[Turning to the defendant.] Now Austria has been incorporated, it is a part of the Greater German Reich, with Seyss-Inquart as Chancellor. Did you remain Federal Chancellor or did you receive another state function after the seizure of power?

SEYSS-INQUART: On the 13th during the night, I reported on the Anschluss Law to the Führer; and I took the opportunity of discussing three questions with him immediately. That was, however, not at all easy, for the Führer was deeply moved and wept.

First, I asked that the Austrian Party might retain relative independence and be headed by an Austrian as the provincial leader; second, that Austria as a state might also enjoy a certain degree of independence. To the first request the Führer said, “Possibly”; to the second he said, “Yes”; Austria would receive her own governor, a Reichsstatthalter. I then rose and asked the Führer that I be allowed to return to my private practice as a lawyer. As a third request, I asked that the unjust exchange rate of 2 schillings to 1 mark be altered to 1.50. The Führer agreed to that also.
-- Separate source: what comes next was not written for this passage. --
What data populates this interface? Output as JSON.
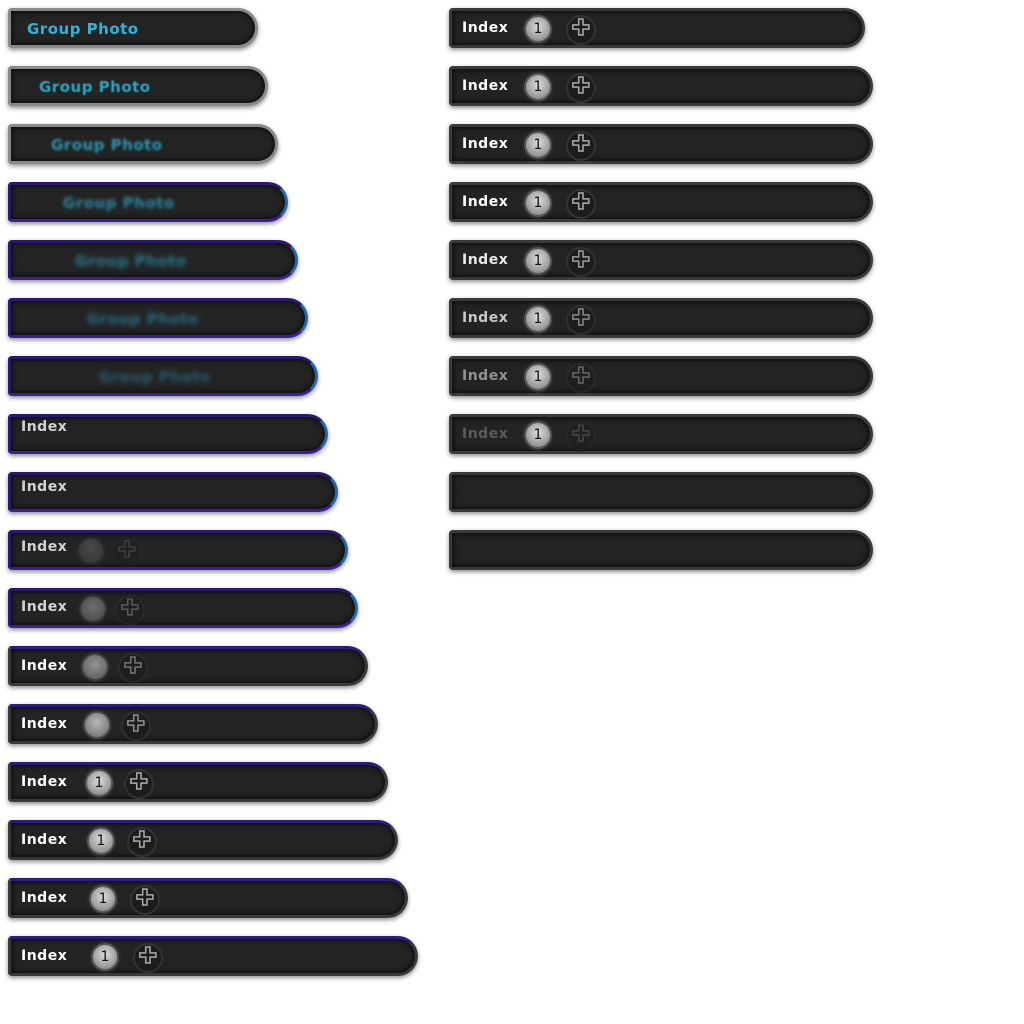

On 15 March, on the occasion of the celebration which has already been mentioned here, the Führer told the radio announcer, “Announce that Reichsstatthalter Seyss-Inquart will now speak.” That to me was actually the first news of my appointment as Reichsstatthalter. I held that post until the end of April 1939.

DR. STEINBAUER: Who really directed policy in Austria after the Anschluss?

SEYSS-INQUART: Bürckel was sent to Austria immediately with the task of reorganizing the Party and preparing the plebiscite. The interference of Bürckel and his collaborators, and various plans somewhat strange and adverse to Austrian conceptions, caused me, on 8 April, in Bürckel’s presence, to call the Führer’s attention to this sort of co-ordination and in my hearing the Führer said to Bürckel: “Bürckel, you must not do that, otherwise the enthusiasm of the Austrians for the Anschluss will change to dissatisfaction with the Reich.”

Nevertheless, a few weeks later he made Bürckel Reich Commissioner for the Reunion. He controlled the Party and politics and propaganda, including church policy, and he had the right to give me instructions in state matters.

DR. STEINBAUER: You know that the Prosecution make charges against you in connection with the policy in Austria shortly after the Anschluss. The first charge is with regard to the Jewish question, namely, that you participated in this grievous treatment of the Jewish population, or that you were responsible for it.

What can you say to that?

SEYSS-INQUART: I cannot at all deny it; for certainly, as chief of the civil administration, I issued orders along that line in my field of authority, though Bürckel claimed that the Jewish question, as such was part of his field; and in a document which has been submitted here, he called the Jewish question a matter arising as a consequence of the Anschluss.